- O ministro da Fazenda, Dario Durigan, afirmou que as medidas de crédito e redução de juros não devem estimular a economia nem elevar a inflação.
- A declaração ocorreu durante o lançamento do Desenrola Adimplentes, em Brasília, nesta segunda-feira, 29.
- O Banco Central havia alertado, no Relatório de Política Monetária, que ações fiscais e de crédito do governo podem representar risco de alta da inflação.
- O governo vem oferecendo linhas de crédito com juros menores, como renegociação de dívidas pelo Desenrola e aquisição de carros para motoristas de aplicativos pelo Move Brasil.
- Durigan disse que as medidas ajudam pessoas e setores específicos, sem criar distorções macroeconômicas e, ainda, contribuem para o controle de preços de combustíveis.
O ministro da Fazenda, Dario Durigan, negou que as medidas de crédito e a redução de juros promovidas pelo governo neste ano possam estimular a economia ou elevar a inflação.
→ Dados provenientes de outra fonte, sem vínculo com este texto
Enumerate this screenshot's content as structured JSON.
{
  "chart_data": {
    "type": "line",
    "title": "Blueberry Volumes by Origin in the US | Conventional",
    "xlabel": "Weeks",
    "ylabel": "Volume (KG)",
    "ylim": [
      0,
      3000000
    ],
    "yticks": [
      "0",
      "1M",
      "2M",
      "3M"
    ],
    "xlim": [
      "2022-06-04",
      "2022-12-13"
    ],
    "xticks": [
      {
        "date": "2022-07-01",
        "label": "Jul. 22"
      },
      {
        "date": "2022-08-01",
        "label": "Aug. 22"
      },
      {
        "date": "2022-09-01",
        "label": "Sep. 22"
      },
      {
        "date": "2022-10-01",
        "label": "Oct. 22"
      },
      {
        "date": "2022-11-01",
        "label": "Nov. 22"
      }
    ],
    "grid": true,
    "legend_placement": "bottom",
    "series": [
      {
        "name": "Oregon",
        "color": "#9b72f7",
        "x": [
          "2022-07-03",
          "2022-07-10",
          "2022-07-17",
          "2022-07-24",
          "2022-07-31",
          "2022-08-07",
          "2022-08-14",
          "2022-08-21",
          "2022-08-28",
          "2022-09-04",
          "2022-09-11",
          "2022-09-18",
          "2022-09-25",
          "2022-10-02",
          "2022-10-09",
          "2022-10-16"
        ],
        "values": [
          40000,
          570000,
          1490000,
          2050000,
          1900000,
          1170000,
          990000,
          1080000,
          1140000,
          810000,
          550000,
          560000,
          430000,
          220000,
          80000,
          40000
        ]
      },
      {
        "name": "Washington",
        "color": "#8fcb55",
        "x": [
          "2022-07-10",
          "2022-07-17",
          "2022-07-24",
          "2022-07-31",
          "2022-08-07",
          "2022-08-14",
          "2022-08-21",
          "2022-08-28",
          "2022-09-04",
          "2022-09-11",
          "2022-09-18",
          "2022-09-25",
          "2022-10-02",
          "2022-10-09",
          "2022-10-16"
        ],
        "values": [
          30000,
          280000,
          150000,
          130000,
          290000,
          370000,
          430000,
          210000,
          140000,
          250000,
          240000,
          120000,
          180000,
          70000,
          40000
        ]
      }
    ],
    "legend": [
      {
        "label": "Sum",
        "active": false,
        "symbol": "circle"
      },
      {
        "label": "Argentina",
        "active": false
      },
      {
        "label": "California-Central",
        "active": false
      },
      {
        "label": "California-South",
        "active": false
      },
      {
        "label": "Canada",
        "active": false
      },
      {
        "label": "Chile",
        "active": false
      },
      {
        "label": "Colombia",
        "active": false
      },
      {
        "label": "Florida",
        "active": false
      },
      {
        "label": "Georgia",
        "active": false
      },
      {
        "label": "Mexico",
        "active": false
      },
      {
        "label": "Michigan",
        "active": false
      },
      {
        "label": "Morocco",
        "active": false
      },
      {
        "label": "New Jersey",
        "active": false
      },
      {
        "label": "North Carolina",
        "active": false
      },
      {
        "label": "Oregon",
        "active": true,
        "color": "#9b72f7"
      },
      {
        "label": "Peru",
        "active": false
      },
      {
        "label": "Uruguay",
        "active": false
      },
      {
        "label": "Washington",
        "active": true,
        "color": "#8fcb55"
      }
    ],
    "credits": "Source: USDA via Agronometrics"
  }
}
Ele fez o comentário durante o lançamento do programa Desenrola Adimplentes, em Brasília.
Durigan afirmou que as ações são pontuais, voltadas a facilitar renegociação de dívidas ou a aquisição de veículos por trabalhadores de apps, e que não criam distorções macroeconômicas nem atrapalham a política monetária. O objetivo é melhorar a condição de indivíduos.
Segundo o ministro, as medidas ajudam quem tem dificuldades, mas não representam estímulo agregado suficiente para alterar o ritmo da atividade econômica. Afirmou ainda que ações de controle de preços de combustíveis também auxiliam o trabalho do BC no combate à inflação.
Visão do BC sobre os impactos
O Banco Central sustenta, no Relatório de Política Monetária, que ações fiscais e de crédito do governo são riscos de alta para a inflação, com impactos incertos sobre a atividade econômica. O BC aponta limitações de avaliação devido a detalhes de cada política.
Durigan rebateu a avaliação do BC, destacando que novas linhas de crédito com juros menores não devem comprometer a trajetória da inflação nem o regime de metas. A fala ocorre em meio a um debate sobre o equilíbrio entre assistência pública e responsabilidade macroeconômica.